みなさんは「君が代」という歌に、どんな思い出やイメージをお持ちでしょうか?
学校の式典などで何気なく歌ってきた方が多いかもしれませんが、実は私には、子どもの頃のちょっと忘れられない思い出があります。
小学生の頃、音楽の時間や行事でこの歌を歌うたび、子どもながらにどうしても嫌で仕方がなかった部分がありました。
それは「いわおとなりて」という歌詞のところです。
当時は歌全体の意味なんてさっぱり分かりませんでしたから、そのフレーズが流れるたびに「なんで急に俺の名前(巌)を大合唱されるんだよ……」と、なんだか恥ずかしくてドッキリしていたのを今でもよく覚えています。
「大切なあなた」の幸せを願う、温かい言葉
大人になり、この歌の歴史や意味を改めて知ったとき、子どもの頃の甘酸っぱい思い出とともに、胸の奥がじんわりと温かくなりました。
「君が代」のもとになった和歌は、今から千年以上も昔(平安時代)に詠まれたものです。
Ο 「君(きみ)」=「大切なあなた」「愛しい人」
Ο 「代(よ)」=命、人生、そして私たちが生きるこの世界
Ο 「千代に八千代に」=いついつまでも、永遠に
つまり「君が代」とは、「大切なあなたの命が、そして私たちが共に生きるこの世界が、いつまでも平和で幸せでありますように」という、純粋で温かい祈りの言葉だったのです。
そして、子どもの私がドッキリしていた歌詞の続き。
Ο「さざれ石の 巌(いわお)となりて 苔のむすまで」
ごく小さな石(さざれ石)が時を重ねて寄り添い合い、大きな岩(巌)となり、そこに青々と美しい苔が生えるほど静かに、力強く続いていく。
誰かと戦って勝利を誇るような歌ではなく、一人ひとりの小さな力が結びつき、互いを思いやりながら調和していく——そんな日本の美しい精神性がギュッと凝縮されています。
今の時代だからこそ、この歌から元気をもらおう!
世の中が目まぐるしく変化し、どこか落ち着かなかったり、先行きが見えにくく感じられたりする今の時代。
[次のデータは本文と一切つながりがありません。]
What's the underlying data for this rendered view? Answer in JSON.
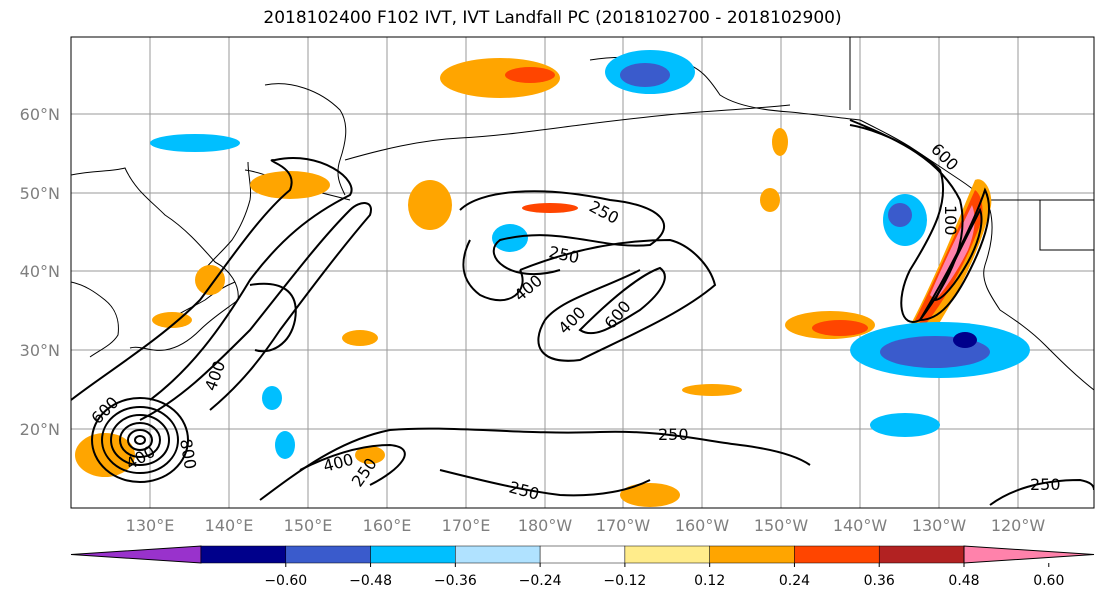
{
  "title": "2018102400 F102 IVT, IVT Landfall PC (2018102700 - 2018102900)",
  "map": {
    "lat_ticks": [
      "60°N",
      "50°N",
      "40°N",
      "30°N",
      "20°N"
    ],
    "lon_ticks": [
      "130°E",
      "140°E",
      "150°E",
      "160°E",
      "170°E",
      "180°W",
      "170°W",
      "160°W",
      "150°W",
      "140°W",
      "130°W",
      "120°W"
    ],
    "contour_labels": [
      "250",
      "250",
      "400",
      "400",
      "600",
      "250",
      "400",
      "250",
      "250",
      "400",
      "800",
      "600",
      "400",
      "250",
      "100",
      "600"
    ]
  },
  "colorbar": {
    "colors": [
      "#9932cc",
      "#00008b",
      "#3a5bcc",
      "#00bfff",
      "#b0e2ff",
      "#ffffff",
      "#ffec8b",
      "#ffa500",
      "#ff4500",
      "#b22222",
      "#ff82ab"
    ],
    "labels": [
      "−0.60",
      "−0.48",
      "−0.36",
      "−0.24",
      "−0.12",
      "0.12",
      "0.24",
      "0.36",
      "0.48",
      "0.60"
    ]
  }
}
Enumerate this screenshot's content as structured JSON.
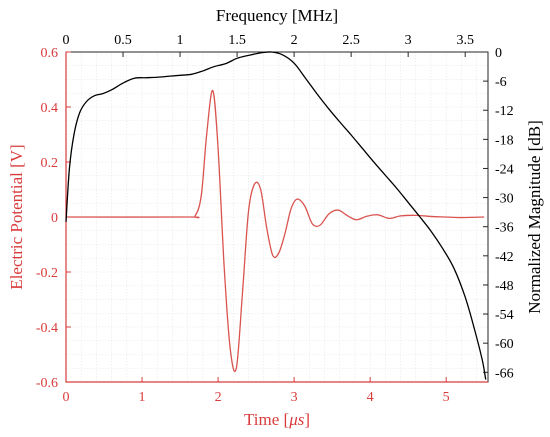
{
  "chart_data": {
    "type": "line",
    "title": "",
    "grid": true,
    "colors": {
      "time_series": "#d9534f",
      "frequency_series": "#000000",
      "left_axis": "#d93b3b",
      "right_axis": "#000000",
      "grid": "#e6e6e6"
    },
    "x_bottom": {
      "label_prefix": "Time [",
      "label_unit": "μs",
      "label_suffix": "]",
      "lim": [
        0,
        5.55
      ],
      "ticks": [
        "0",
        "1",
        "2",
        "3",
        "4",
        "5"
      ]
    },
    "x_top": {
      "label": "Frequency [MHz]",
      "lim": [
        0,
        3.7
      ],
      "ticks": [
        "0",
        "0.5",
        "1",
        "1.5",
        "2",
        "2.5",
        "3",
        "3.5"
      ]
    },
    "y_left": {
      "label": "Electric Potential [V]",
      "lim": [
        -0.6,
        0.6
      ],
      "ticks": [
        "-0.6",
        "-0.4",
        "-0.2",
        "0",
        "0.2",
        "0.4",
        "0.6"
      ]
    },
    "y_right": {
      "label": "Normalized Magnitude [dB]",
      "lim": [
        -68,
        0
      ],
      "ticks": [
        "0",
        "-6",
        "-12",
        "-18",
        "-24",
        "-30",
        "-36",
        "-42",
        "-48",
        "-54",
        "-60",
        "-66"
      ]
    },
    "series": [
      {
        "axis": "bottom-left",
        "x": [
          0,
          1.6,
          1.7,
          1.78,
          1.85,
          1.93,
          2.0,
          2.08,
          2.16,
          2.24,
          2.32,
          2.4,
          2.48,
          2.56,
          2.64,
          2.72,
          2.8,
          2.88,
          2.96,
          3.04,
          3.14,
          3.24,
          3.34,
          3.46,
          3.58,
          3.7,
          3.82,
          3.96,
          4.1,
          4.25,
          4.4,
          4.6,
          4.8,
          5.0,
          5.2,
          5.5
        ],
        "y": [
          0,
          0,
          0.005,
          0.08,
          0.3,
          0.46,
          0.25,
          -0.18,
          -0.48,
          -0.55,
          -0.28,
          0.02,
          0.12,
          0.1,
          -0.04,
          -0.14,
          -0.13,
          -0.06,
          0.03,
          0.065,
          0.04,
          -0.025,
          -0.03,
          0.012,
          0.025,
          0.005,
          -0.01,
          0.003,
          0.008,
          -0.005,
          0.004,
          0.006,
          0.002,
          0.0,
          -0.002,
          0.0
        ]
      },
      {
        "axis": "top-right",
        "x": [
          0,
          0.03,
          0.07,
          0.12,
          0.18,
          0.25,
          0.32,
          0.4,
          0.5,
          0.6,
          0.7,
          0.8,
          0.9,
          1.0,
          1.1,
          1.2,
          1.3,
          1.4,
          1.5,
          1.6,
          1.7,
          1.8,
          1.9,
          2.0,
          2.1,
          2.2,
          2.3,
          2.4,
          2.5,
          2.6,
          2.7,
          2.8,
          2.9,
          3.0,
          3.1,
          3.2,
          3.3,
          3.4,
          3.5,
          3.58,
          3.65,
          3.68
        ],
        "y": [
          -35,
          -24,
          -17,
          -12.5,
          -10.2,
          -9.0,
          -8.6,
          -7.8,
          -6.4,
          -5.4,
          -5.3,
          -5.2,
          -5.0,
          -4.8,
          -4.6,
          -3.9,
          -3.0,
          -2.4,
          -1.3,
          -0.7,
          -0.2,
          0,
          -0.6,
          -2.3,
          -5.4,
          -8.6,
          -11.6,
          -14.4,
          -17.1,
          -19.9,
          -22.7,
          -25.4,
          -28.1,
          -31.0,
          -33.9,
          -36.9,
          -40.4,
          -44.5,
          -50.5,
          -57.0,
          -63.5,
          -67.5
        ]
      }
    ]
  }
}
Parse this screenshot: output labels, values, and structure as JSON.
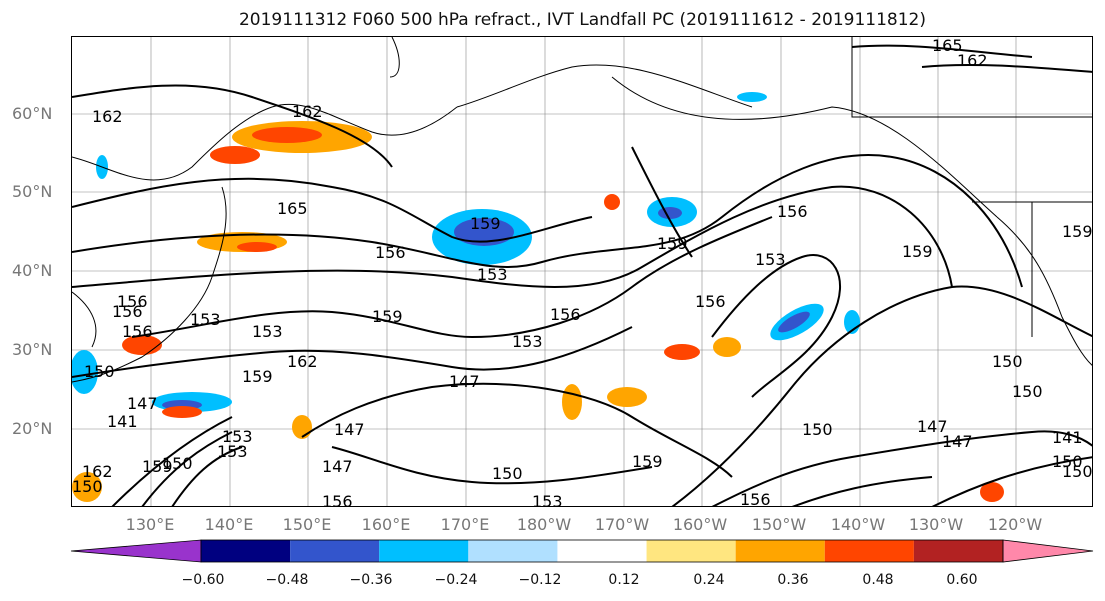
{
  "title": "2019111312 F060 500 hPa refract., IVT Landfall PC (2019111612 - 2019111812)",
  "lat_labels": [
    "60°N",
    "50°N",
    "40°N",
    "30°N",
    "20°N"
  ],
  "lon_labels": [
    "130°E",
    "140°E",
    "150°E",
    "160°E",
    "170°E",
    "180°W",
    "170°W",
    "160°W",
    "150°W",
    "140°W",
    "130°W",
    "120°W"
  ],
  "contour_labels": [
    "162",
    "162",
    "165",
    "162",
    "165",
    "159",
    "156",
    "153",
    "159",
    "156",
    "153",
    "159",
    "156",
    "153",
    "156",
    "156",
    "153",
    "150",
    "147",
    "162",
    "150",
    "147",
    "147",
    "150",
    "150",
    "159",
    "150",
    "147",
    "141",
    "159",
    "150",
    "150",
    "147",
    "141",
    "159",
    "156",
    "156",
    "153",
    "159",
    "153",
    "150",
    "147",
    "162",
    "153",
    "159",
    "156",
    "150",
    "156",
    "153"
  ],
  "colorbar": {
    "colors": [
      "#9933cc",
      "#000080",
      "#3355cc",
      "#00bfff",
      "#b0e0ff",
      "#ffffff",
      "#ffe680",
      "#ffa500",
      "#ff4500",
      "#b22222",
      "#ff88aa"
    ],
    "tick_labels": [
      "−0.60",
      "−0.48",
      "−0.36",
      "−0.24",
      "−0.12",
      "0.12",
      "0.24",
      "0.36",
      "0.48",
      "0.60"
    ]
  }
}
だからこそ、こうした「足元にある温かい誇り」を思い出したいと感じます。
私たち日本人には、千年も前から「大切な人を思い、互いに助け合いながら共に幸せになろう」と祈り続けてきた深い歴史があります。
その歴史と想いのうえに、今の私たちの暮らしがあります。
「自分たちの根っこには、こんなにも力強く温かい祈りがあるんだ」と気づくだけで、明日へ踏み出す勇気がフッと湧いてくる気がしませんか?
変に難しいことを考える必要はありません。
「大切な人を思い、仲間と支え合いながら、毎日を元気に生きていこう」
千年の祈りを胸に、これからも皆様と一緒に明るく笑顔で、前を向いて歩んでいきたいと思います!